For the past two years, an under-the-radar program in north Minneapolis has reached out to some of the city's most active gang members with the promise of job training. A marker of its success? That all 31 men who enrolled in it are still alive.
"It's working," said Will Wallace, the self-proclaimed "mom" behind the North4 program who gives thanks that he hasn't lost anyone yet to street violence.
"The kids say, 'If you give us a job, we'll leave that gang life alone.' We have proven that that's true."
With a mix of job training, part-time employment, field trips and attention from Wallace, the North4 program has sought out young men from some of the city's toughest neighborhoods.
Its members include such people as Tyron Jenkins, who said he was out "hustling" at 8 years old and was shot at age 9. Now he's burnishing his résumé after a stint at the Minnesota Department of Transportation.

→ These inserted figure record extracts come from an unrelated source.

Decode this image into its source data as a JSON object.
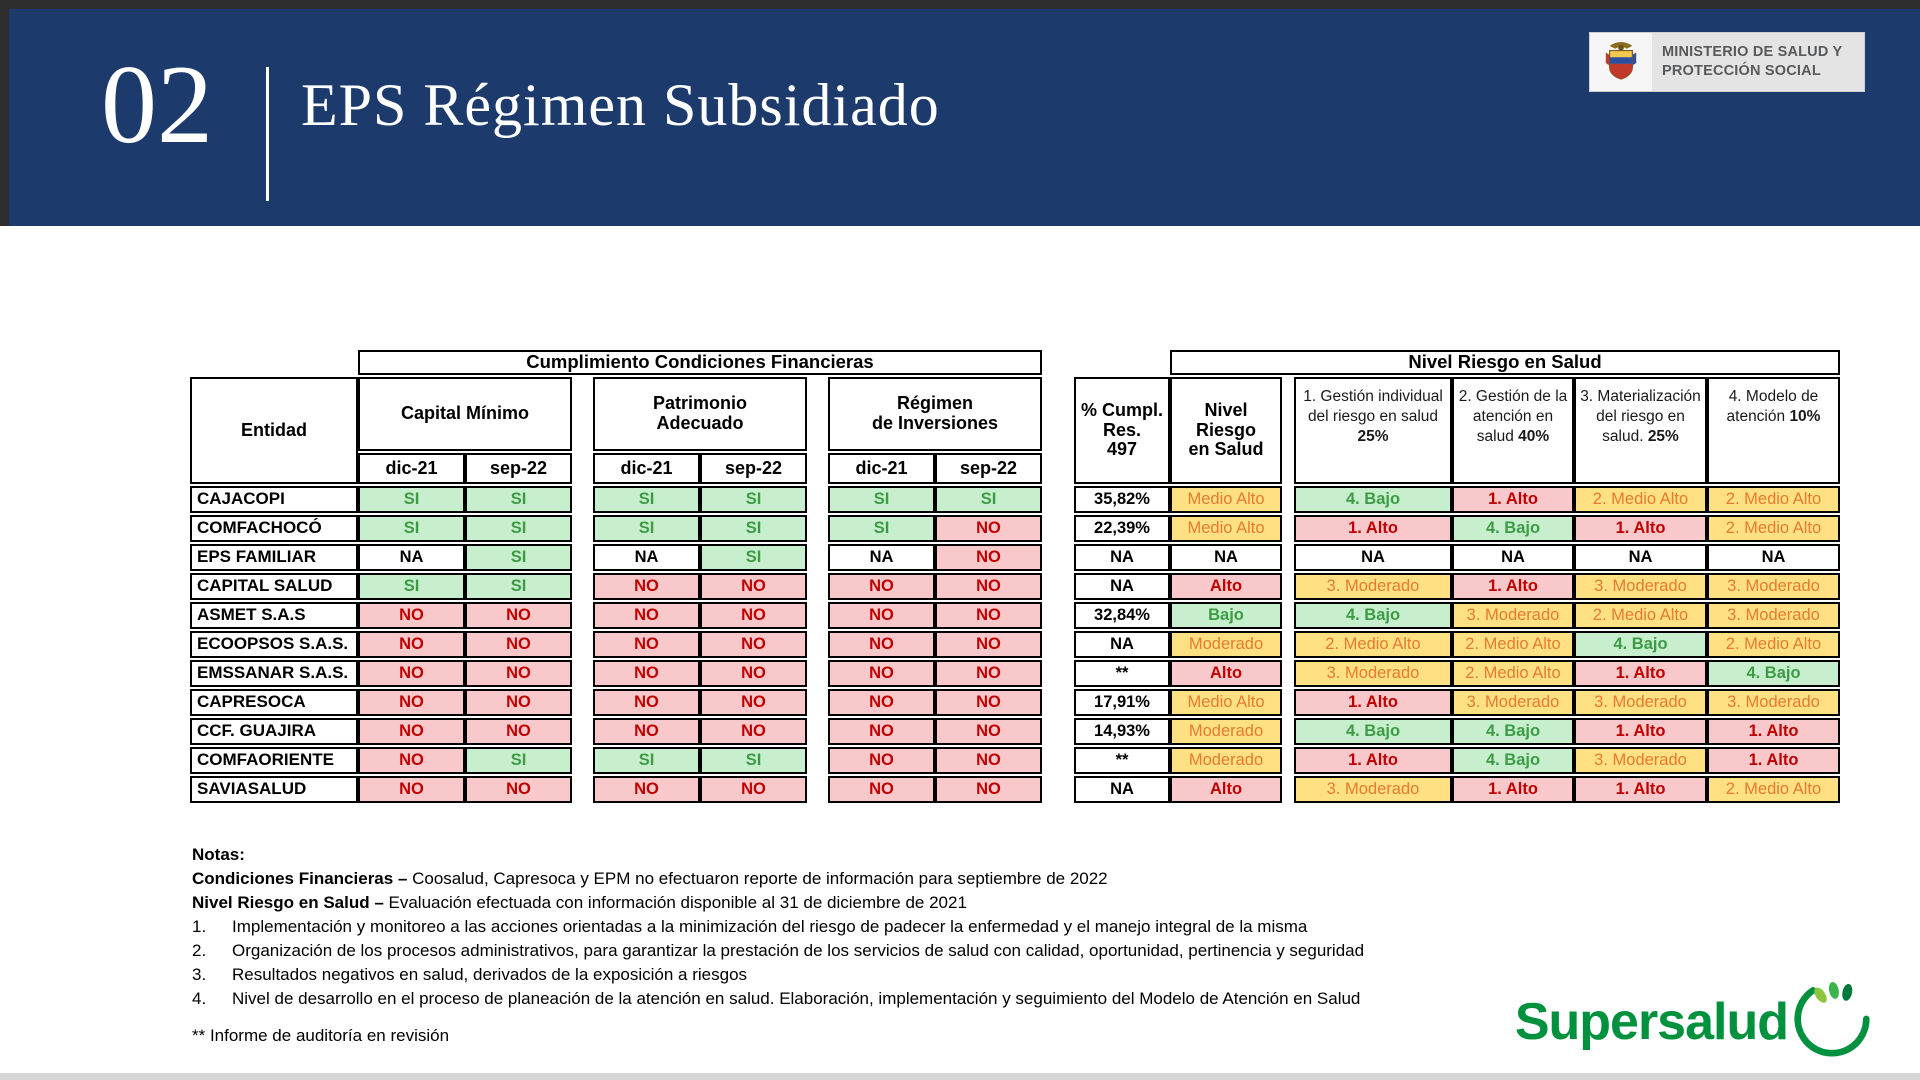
{
  "theme": {
    "header_bg": "#1D3A6C",
    "good_bg": "#C7EFCE",
    "good_text": "#3E9B45",
    "bad_bg": "#F8C8CB",
    "bad_text": "#C00000",
    "warn_bg": "#FFE183",
    "warn_text": "#E97A2E",
    "brand_green": "#00913F"
  },
  "page": {
    "slide_number": "02",
    "title": "EPS Régimen Subsidiado"
  },
  "ministry": {
    "line1": "MINISTERIO DE SALUD Y",
    "line2": "PROTECCIÓN SOCIAL"
  },
  "table": {
    "group_headers": {
      "financial": "Cumplimiento Condiciones Financieras",
      "health": "Nivel Riesgo en Salud"
    },
    "col_headers": {
      "entity": "Entidad",
      "capital": "Capital Mínimo",
      "patrimonio": "Patrimonio\nAdecuado",
      "regimen": "Régimen\nde Inversiones",
      "period1": "dic-21",
      "period2": "sep-22",
      "cumpl": "% Cumpl. Res.\n497",
      "nivel": "Nivel Riesgo\nen Salud"
    },
    "component_headers": [
      {
        "text": "1. Gestión individual del riesgo en salud",
        "pct": "25%"
      },
      {
        "text": "2. Gestión de la atención en salud",
        "pct": "40%"
      },
      {
        "text": "3. Materialización del riesgo en salud.",
        "pct": "25%"
      },
      {
        "text": "4. Modelo de atención",
        "pct": "10%"
      }
    ],
    "rows": [
      {
        "entity": "CAJACOPI",
        "capital": [
          "SI",
          "SI"
        ],
        "patrimonio": [
          "SI",
          "SI"
        ],
        "regimen": [
          "SI",
          "SI"
        ],
        "cumpl": "35,82%",
        "nivel": "Medio Alto",
        "components": [
          "4. Bajo",
          "1. Alto",
          "2. Medio Alto",
          "2. Medio Alto"
        ]
      },
      {
        "entity": "COMFACHOCÓ",
        "capital": [
          "SI",
          "SI"
        ],
        "patrimonio": [
          "SI",
          "SI"
        ],
        "regimen": [
          "SI",
          "NO"
        ],
        "cumpl": "22,39%",
        "nivel": "Medio Alto",
        "components": [
          "1. Alto",
          "4. Bajo",
          "1. Alto",
          "2. Medio Alto"
        ]
      },
      {
        "entity": "EPS FAMILIAR",
        "capital": [
          "NA",
          "SI"
        ],
        "patrimonio": [
          "NA",
          "SI"
        ],
        "regimen": [
          "NA",
          "NO"
        ],
        "cumpl": "NA",
        "nivel": "NA",
        "components": [
          "NA",
          "NA",
          "NA",
          "NA"
        ]
      },
      {
        "entity": "CAPITAL SALUD",
        "capital": [
          "SI",
          "SI"
        ],
        "patrimonio": [
          "NO",
          "NO"
        ],
        "regimen": [
          "NO",
          "NO"
        ],
        "cumpl": "NA",
        "nivel": "Alto",
        "components": [
          "3. Moderado",
          "1. Alto",
          "3. Moderado",
          "3. Moderado"
        ]
      },
      {
        "entity": "ASMET S.A.S",
        "capital": [
          "NO",
          "NO"
        ],
        "patrimonio": [
          "NO",
          "NO"
        ],
        "regimen": [
          "NO",
          "NO"
        ],
        "cumpl": "32,84%",
        "nivel": "Bajo",
        "components": [
          "4. Bajo",
          "3. Moderado",
          "2. Medio Alto",
          "3. Moderado"
        ]
      },
      {
        "entity": "ECOOPSOS S.A.S.",
        "capital": [
          "NO",
          "NO"
        ],
        "patrimonio": [
          "NO",
          "NO"
        ],
        "regimen": [
          "NO",
          "NO"
        ],
        "cumpl": "NA",
        "nivel": "Moderado",
        "components": [
          "2. Medio Alto",
          "2. Medio Alto",
          "4. Bajo",
          "2. Medio Alto"
        ]
      },
      {
        "entity": "EMSSANAR S.A.S.",
        "capital": [
          "NO",
          "NO"
        ],
        "patrimonio": [
          "NO",
          "NO"
        ],
        "regimen": [
          "NO",
          "NO"
        ],
        "cumpl": "**",
        "nivel": "Alto",
        "components": [
          "3. Moderado",
          "2. Medio Alto",
          "1. Alto",
          "4. Bajo"
        ]
      },
      {
        "entity": "CAPRESOCA",
        "capital": [
          "NO",
          "NO"
        ],
        "patrimonio": [
          "NO",
          "NO"
        ],
        "regimen": [
          "NO",
          "NO"
        ],
        "cumpl": "17,91%",
        "nivel": "Medio Alto",
        "components": [
          "1. Alto",
          "3. Moderado",
          "3. Moderado",
          "3. Moderado"
        ]
      },
      {
        "entity": "CCF. GUAJIRA",
        "capital": [
          "NO",
          "NO"
        ],
        "patrimonio": [
          "NO",
          "NO"
        ],
        "regimen": [
          "NO",
          "NO"
        ],
        "cumpl": "14,93%",
        "nivel": "Moderado",
        "components": [
          "4. Bajo",
          "4. Bajo",
          "1. Alto",
          "1. Alto"
        ]
      },
      {
        "entity": "COMFAORIENTE",
        "capital": [
          "NO",
          "SI"
        ],
        "patrimonio": [
          "SI",
          "SI"
        ],
        "regimen": [
          "NO",
          "NO"
        ],
        "cumpl": "**",
        "nivel": "Moderado",
        "components": [
          "1. Alto",
          "4. Bajo",
          "3. Moderado",
          "1. Alto"
        ]
      },
      {
        "entity": "SAVIASALUD",
        "capital": [
          "NO",
          "NO"
        ],
        "patrimonio": [
          "NO",
          "NO"
        ],
        "regimen": [
          "NO",
          "NO"
        ],
        "cumpl": "NA",
        "nivel": "Alto",
        "components": [
          "3. Moderado",
          "1. Alto",
          "1. Alto",
          "2. Medio Alto"
        ]
      }
    ]
  },
  "notes": {
    "label": "Notas:",
    "lead_lines": [
      {
        "bold": "Condiciones Financieras –",
        "text": "Coosalud, Capresoca y EPM no efectuaron reporte de información para septiembre de 2022"
      },
      {
        "bold": "Nivel Riesgo en Salud –",
        "text": "Evaluación efectuada con información disponible al 31 de diciembre de 2021"
      }
    ],
    "numbered": [
      "Implementación y monitoreo a las acciones orientadas a la minimización del riesgo de padecer la enfermedad y el manejo integral de la misma",
      "Organización de los procesos administrativos, para garantizar la prestación de los servicios de salud con calidad, oportunidad, pertinencia y seguridad",
      "Resultados negativos en salud, derivados de la exposición a riesgos",
      "Nivel de desarrollo en el proceso de planeación de la atención en salud. Elaboración, implementación y seguimiento del Modelo de Atención en Salud"
    ],
    "footnote": "** Informe de auditoría en revisión"
  },
  "supersalud": {
    "label": "Supersalud"
  }
}
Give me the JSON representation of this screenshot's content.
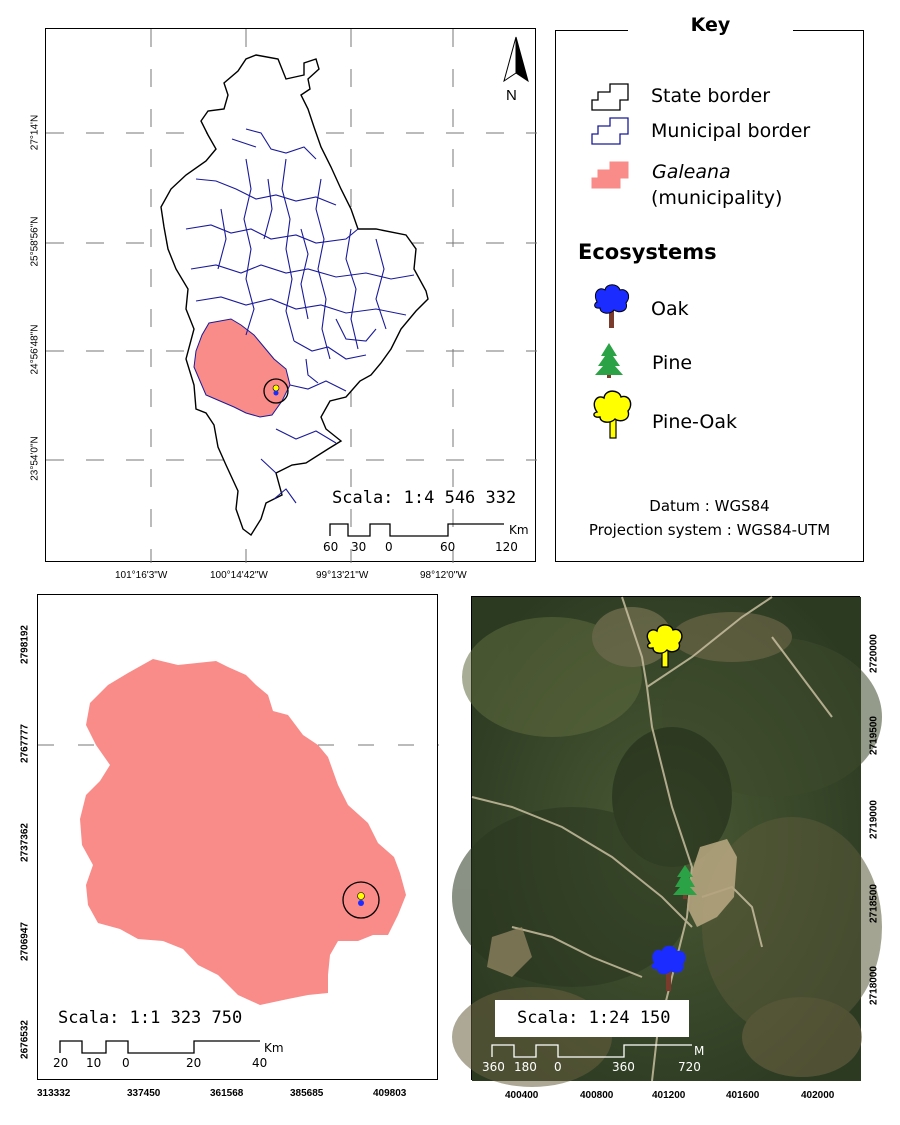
{
  "colors": {
    "galeana_fill": "#f98b88",
    "municipal_border": "#1a1a9a",
    "oak": "#1a2cff",
    "pine": "#2aa245",
    "pine_oak": "#ffff00",
    "trunk": "#7a3b2c"
  },
  "top_map": {
    "scale_text": "Scala: 1:4 546 332",
    "scale_unit": "Km",
    "scale_numbers": [
      "60",
      "30",
      "0",
      "60",
      "120"
    ],
    "lat_labels": [
      "27°14'N",
      "25°58'56\"N",
      "24°56'48\"N",
      "23°54'0\"N"
    ],
    "lon_labels": [
      "101°16'3\"W",
      "100°14'42\"W",
      "99°13'21\"W",
      "98°12'0\"W"
    ],
    "north_label": "N",
    "north_icon": "north-arrow-icon"
  },
  "key": {
    "title": "Key",
    "items": [
      {
        "label": "State border",
        "icon": "state-border-icon"
      },
      {
        "label": "Municipal border",
        "icon": "municipal-border-icon"
      },
      {
        "label_italic": "Galeana",
        "label_sub": "(municipality)",
        "icon": "galeana-icon"
      }
    ],
    "ecosystems_title": "Ecosystems",
    "ecosystems": [
      {
        "label": "Oak",
        "icon": "oak-tree-icon"
      },
      {
        "label": "Pine",
        "icon": "pine-tree-icon"
      },
      {
        "label": "Pine-Oak",
        "icon": "pine-oak-tree-icon"
      }
    ],
    "datum": "Datum : WGS84",
    "projection": "Projection system : WGS84-UTM"
  },
  "left_map": {
    "scale_text": "Scala: 1:1 323 750",
    "scale_unit": "Km",
    "scale_numbers": [
      "20",
      "10",
      "0",
      "20",
      "40"
    ],
    "y_labels": [
      "2798192",
      "2767777",
      "2737362",
      "2706947",
      "2676532"
    ],
    "x_labels": [
      "313332",
      "337450",
      "361568",
      "385685",
      "409803"
    ]
  },
  "right_map": {
    "scale_text": "Scala: 1:24 150",
    "scale_unit": "M",
    "scale_numbers": [
      "360",
      "180",
      "0",
      "360",
      "720"
    ],
    "y_labels": [
      "2720000",
      "2719500",
      "2719000",
      "2718500",
      "2718000"
    ],
    "x_labels": [
      "400400",
      "400800",
      "401200",
      "401600",
      "402000"
    ]
  }
}
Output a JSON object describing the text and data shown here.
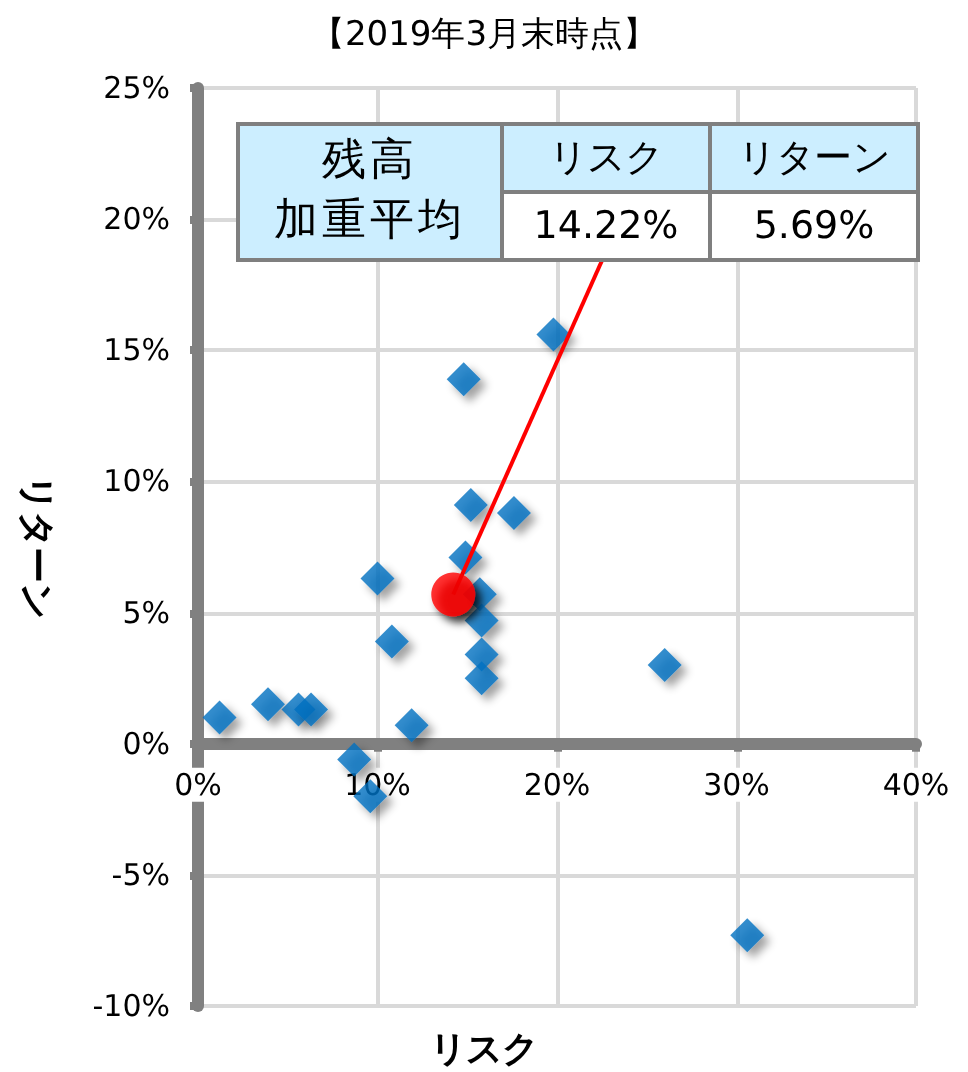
{
  "chart_data": {
    "type": "scatter",
    "title": "【2019年3月末時点】",
    "xlabel": "リスク",
    "ylabel": "リターン",
    "annotations": [
      "残高",
      "加重平均",
      "リスク",
      "リターン",
      "14.22%",
      "5.69%"
    ],
    "xlim": [
      0,
      40
    ],
    "xticks": [
      {
        "value": 0,
        "label": "0%"
      },
      {
        "value": 10,
        "label": "10%"
      },
      {
        "value": 20,
        "label": "20%"
      },
      {
        "value": 30,
        "label": "30%"
      },
      {
        "value": 40,
        "label": "40%"
      }
    ],
    "ylim": [
      -10,
      25
    ],
    "yticks": [
      {
        "value": -10,
        "label": "-10%"
      },
      {
        "value": -5,
        "label": "-5%"
      },
      {
        "value": 0,
        "label": "0%"
      },
      {
        "value": 5,
        "label": "5%"
      },
      {
        "value": 10,
        "label": "10%"
      },
      {
        "value": 15,
        "label": "15%"
      },
      {
        "value": 20,
        "label": "20%"
      },
      {
        "value": 25,
        "label": "25%"
      }
    ],
    "grid": true,
    "series": [
      {
        "color": "#0070c0",
        "marker": "diamond",
        "x": [
          19.8,
          14.8,
          15.2,
          17.6,
          14.9,
          10.0,
          15.7,
          15.8,
          10.8,
          15.8,
          15.8,
          26.0,
          1.2,
          3.9,
          5.6,
          6.3,
          11.9,
          8.7,
          9.6,
          30.6
        ],
        "values": [
          15.6,
          13.9,
          9.1,
          8.8,
          7.1,
          6.3,
          5.7,
          4.7,
          3.9,
          3.4,
          2.5,
          3.0,
          1.0,
          1.5,
          1.3,
          1.3,
          0.7,
          -0.6,
          -2.0,
          -7.3
        ]
      },
      {
        "color": "#ff0000",
        "marker": "circle",
        "x": [
          14.22
        ],
        "values": [
          5.69
        ]
      }
    ]
  }
}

The two-year federal grant that created the program will run out this spring, so its creators have opened up publicly for the first time to make the case that their funding should be renewed. They point to the lives of 31 young men who have been a part of the program thus far.
Most come from impoverished or broken homes, have had numerous friends or relatives lost to homicide, may be fathers themselves or have served time in a juvenile facility. They all claimed allegiance to one gang or another when starting the program, and all came from one of four neighborhoods -- Jordan, McKinley, Hawthorne and Folwell -- where violent crime and street gangs are common.
"If we can turn these guys around, they can become the models for the guys coming up," said Boise Jones, a senior project consultant at Emerge Community Development, a Minneapolis nonprofit group that runs North4. The men chosen for the program were the "active shooters," Jones said, the ones who were making trouble in their neighborhoods. "We're reclaiming them," he said.